Jim Steele, the first Black superintendent of Douglas County Schools, died Tuesday.

Steele served as superintendent from 1989 to 1992. He was elected to the role when the position was still chosen by the voters in the county.

Steele started his career in education as a band teacher at R.L. Cousins in 1964 and moved to Douglasville from Pritchard, Alabama.

He later became the assistant principal at Stewart Middle School and then its principal before being elected superintendent.

Stewart stood at just 5-feet tall. But former school board member Jeff Morris, who first met Steele as a sixth-grader at Stewart, said he was a “giant of a man.”

“I am very saddened to hear about the death of Jim Steele,” Morris said. “Jim was a great man, educator, mentor, but mostly a great friend and ally. Mr. Steele was a tireless principal and took the time to learn every child’s name prior to the Christmas break. He made all the kids feel loved and we all loved him. Jim was small in physical stature but was a giant of a man.”

Current Douglas County Schools Superintendent Trent North said he was “saddened” to hear of Steele’s death.

“Mr. Steele was a passionate educator and leader in our school system,” North said. “We will always remember him for inspiring students to dream big and give nothing less than their best. As principal, and later as superintendent, he encouraged many students to pursue careers in education. Many of his former students are current teachers and leaders in the Douglas County School System. Mr. Steele leaves behind a powerful legacy in our community. His memory lives on in his community, his students, his colleagues, and myself. His impact will never be forgotten.”

As news spread of Steele’s death Tuesday on social media, many came to the Sentinel’s Facebook page to pay tribute.

Robert Collett said, “He was a great man! He knew most if not all the students by name and always shared his special hand shake.”

Julie Arnold Camp wrote: “He was the best principal I ever had. Great man!!! Big heart. You could tell you were loved by him and he loved his job. Hard to accept he’s gone.”

Debbie Haynes wrote that Steele “always thought about the custodians” and “always came and talked to us when he made his rounds at the schools. He will be missed. Prayers for his family.”

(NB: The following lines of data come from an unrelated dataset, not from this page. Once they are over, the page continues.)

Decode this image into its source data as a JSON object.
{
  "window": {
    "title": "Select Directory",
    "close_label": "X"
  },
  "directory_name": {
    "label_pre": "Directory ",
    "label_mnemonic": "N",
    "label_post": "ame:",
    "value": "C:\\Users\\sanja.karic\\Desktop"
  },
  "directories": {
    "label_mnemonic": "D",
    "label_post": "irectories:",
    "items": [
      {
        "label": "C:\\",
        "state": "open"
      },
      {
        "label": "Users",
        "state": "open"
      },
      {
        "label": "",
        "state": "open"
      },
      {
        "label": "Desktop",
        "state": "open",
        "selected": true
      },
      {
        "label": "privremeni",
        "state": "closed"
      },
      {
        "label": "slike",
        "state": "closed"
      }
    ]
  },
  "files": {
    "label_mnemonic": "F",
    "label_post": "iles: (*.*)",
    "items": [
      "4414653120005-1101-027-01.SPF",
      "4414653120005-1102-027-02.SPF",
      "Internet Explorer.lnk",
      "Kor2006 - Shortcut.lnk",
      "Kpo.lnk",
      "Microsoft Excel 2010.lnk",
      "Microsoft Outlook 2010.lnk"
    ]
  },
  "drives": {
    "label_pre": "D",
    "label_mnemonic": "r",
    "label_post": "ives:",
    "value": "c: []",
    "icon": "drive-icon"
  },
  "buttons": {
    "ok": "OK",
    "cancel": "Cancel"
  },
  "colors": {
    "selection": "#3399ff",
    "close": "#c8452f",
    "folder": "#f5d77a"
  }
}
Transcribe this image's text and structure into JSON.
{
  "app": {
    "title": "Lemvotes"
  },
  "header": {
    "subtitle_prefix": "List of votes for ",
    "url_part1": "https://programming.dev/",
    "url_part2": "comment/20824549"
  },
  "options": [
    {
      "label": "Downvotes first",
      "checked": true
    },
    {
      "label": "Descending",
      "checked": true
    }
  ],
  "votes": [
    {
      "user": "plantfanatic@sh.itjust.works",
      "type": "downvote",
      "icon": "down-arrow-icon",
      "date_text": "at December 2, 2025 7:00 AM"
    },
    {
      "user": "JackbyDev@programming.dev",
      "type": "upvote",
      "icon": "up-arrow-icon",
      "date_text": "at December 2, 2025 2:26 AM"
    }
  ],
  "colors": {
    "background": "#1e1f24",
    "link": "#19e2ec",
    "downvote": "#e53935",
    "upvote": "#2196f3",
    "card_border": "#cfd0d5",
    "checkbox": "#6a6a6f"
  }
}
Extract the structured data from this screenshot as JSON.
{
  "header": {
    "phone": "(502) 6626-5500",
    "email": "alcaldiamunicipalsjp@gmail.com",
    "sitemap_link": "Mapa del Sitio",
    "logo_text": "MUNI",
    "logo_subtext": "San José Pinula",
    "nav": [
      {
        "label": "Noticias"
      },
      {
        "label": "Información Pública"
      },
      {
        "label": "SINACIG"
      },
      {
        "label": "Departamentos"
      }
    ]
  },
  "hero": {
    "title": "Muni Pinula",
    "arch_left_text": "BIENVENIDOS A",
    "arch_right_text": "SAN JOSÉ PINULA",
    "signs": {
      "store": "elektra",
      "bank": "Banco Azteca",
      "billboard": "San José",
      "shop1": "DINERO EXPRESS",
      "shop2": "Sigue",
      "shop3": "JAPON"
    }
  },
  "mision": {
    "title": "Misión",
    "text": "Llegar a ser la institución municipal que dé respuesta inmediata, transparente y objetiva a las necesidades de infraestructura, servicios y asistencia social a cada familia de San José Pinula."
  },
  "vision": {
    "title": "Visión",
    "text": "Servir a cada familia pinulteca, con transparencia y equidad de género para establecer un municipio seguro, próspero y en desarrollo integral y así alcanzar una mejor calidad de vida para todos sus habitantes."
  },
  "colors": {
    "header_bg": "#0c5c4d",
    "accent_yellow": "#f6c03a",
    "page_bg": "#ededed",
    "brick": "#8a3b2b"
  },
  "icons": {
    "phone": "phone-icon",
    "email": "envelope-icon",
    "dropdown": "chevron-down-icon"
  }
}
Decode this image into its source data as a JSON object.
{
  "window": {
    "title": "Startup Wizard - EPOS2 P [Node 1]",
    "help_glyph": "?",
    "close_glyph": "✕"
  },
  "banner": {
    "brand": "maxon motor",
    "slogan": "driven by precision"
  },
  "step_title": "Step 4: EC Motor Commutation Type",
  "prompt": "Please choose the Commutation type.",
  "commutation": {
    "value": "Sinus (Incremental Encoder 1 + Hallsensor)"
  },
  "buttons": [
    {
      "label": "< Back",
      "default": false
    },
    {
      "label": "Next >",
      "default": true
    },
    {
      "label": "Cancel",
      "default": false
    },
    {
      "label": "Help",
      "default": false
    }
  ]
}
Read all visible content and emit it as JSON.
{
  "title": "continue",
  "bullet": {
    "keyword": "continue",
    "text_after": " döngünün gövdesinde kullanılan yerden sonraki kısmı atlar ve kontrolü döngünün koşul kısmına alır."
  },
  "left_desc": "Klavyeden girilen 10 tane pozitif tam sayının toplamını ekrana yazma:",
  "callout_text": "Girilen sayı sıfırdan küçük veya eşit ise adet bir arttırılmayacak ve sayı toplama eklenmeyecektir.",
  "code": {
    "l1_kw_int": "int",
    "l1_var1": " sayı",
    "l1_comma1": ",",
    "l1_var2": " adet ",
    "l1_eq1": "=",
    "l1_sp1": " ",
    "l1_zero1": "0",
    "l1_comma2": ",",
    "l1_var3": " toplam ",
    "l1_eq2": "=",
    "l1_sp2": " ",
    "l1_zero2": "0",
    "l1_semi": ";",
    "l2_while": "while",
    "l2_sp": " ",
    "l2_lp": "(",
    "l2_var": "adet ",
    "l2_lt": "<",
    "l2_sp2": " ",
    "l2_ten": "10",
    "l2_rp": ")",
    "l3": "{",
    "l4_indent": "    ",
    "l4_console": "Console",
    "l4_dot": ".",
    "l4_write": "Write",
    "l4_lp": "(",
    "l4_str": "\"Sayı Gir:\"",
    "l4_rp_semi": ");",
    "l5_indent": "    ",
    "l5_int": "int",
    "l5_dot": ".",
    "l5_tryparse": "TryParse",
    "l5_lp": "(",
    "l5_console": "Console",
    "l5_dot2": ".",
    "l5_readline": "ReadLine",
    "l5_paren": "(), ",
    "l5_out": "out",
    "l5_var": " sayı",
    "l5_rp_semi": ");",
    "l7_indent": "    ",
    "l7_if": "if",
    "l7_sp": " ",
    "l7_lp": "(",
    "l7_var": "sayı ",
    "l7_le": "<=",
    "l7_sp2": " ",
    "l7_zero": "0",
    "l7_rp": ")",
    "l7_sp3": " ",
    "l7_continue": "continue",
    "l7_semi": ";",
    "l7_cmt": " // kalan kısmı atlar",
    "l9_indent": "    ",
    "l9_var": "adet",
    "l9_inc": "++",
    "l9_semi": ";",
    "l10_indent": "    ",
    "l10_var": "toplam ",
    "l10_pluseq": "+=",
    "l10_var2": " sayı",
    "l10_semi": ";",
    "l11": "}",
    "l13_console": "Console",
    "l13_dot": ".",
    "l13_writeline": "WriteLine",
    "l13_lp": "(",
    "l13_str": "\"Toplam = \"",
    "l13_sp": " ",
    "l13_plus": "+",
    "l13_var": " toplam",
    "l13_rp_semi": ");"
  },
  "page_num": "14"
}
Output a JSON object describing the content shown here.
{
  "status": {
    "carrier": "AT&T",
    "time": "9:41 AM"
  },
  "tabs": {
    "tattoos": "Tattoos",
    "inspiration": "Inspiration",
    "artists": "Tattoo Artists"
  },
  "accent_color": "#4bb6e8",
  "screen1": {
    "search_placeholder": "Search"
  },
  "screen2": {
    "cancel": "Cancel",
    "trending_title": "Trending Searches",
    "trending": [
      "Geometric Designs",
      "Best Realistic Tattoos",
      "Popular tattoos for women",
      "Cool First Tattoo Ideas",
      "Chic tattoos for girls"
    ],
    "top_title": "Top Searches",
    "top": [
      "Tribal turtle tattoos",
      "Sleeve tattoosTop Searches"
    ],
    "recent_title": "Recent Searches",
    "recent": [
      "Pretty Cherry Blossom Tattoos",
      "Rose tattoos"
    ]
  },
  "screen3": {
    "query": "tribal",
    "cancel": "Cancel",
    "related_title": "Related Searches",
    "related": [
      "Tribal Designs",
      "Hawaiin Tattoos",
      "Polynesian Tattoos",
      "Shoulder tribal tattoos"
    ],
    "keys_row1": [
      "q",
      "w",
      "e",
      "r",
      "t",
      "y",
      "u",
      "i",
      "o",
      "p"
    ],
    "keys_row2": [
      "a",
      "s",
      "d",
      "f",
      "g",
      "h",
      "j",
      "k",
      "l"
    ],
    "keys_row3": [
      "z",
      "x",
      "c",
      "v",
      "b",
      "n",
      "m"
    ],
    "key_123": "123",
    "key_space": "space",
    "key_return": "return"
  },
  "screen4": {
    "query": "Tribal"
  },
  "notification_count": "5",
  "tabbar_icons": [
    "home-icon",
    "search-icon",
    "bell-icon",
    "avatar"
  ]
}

In 2015, Steele attended a ribbon-cutting for the Jim Steele Freshman Academy at Douglas County High School.

Douglas County Principal Andre Weaver said opening the building with Steele’s name on it was his first task as principal.

“As I listened to him speak, his words helped me to be student focused as a principal,” Weaver said. “I have tried to model his actions by knowing my students and creating a positive school culture here at DCHS. His legacy will live through me and I will push that on to my teachers and students.”

At the ribbon cutting in 2015 for the 62,000 square foot brick building, which reads “JIM STEELE FRESHMAN ACADEMY,” above its entrance, Steele spoke, telling those attending the ceremony that education, relationships and life are all about making everything personal.

“I want people to realize that everything needs to be personal when it comes to relationships,” Steele said in 2015. “Get to know the kids. Kids need to get to know their parents. Friends need to get to know their friends. ... I had a praying mom and dad, and the things that they taught me, books couldn’t have taught me.”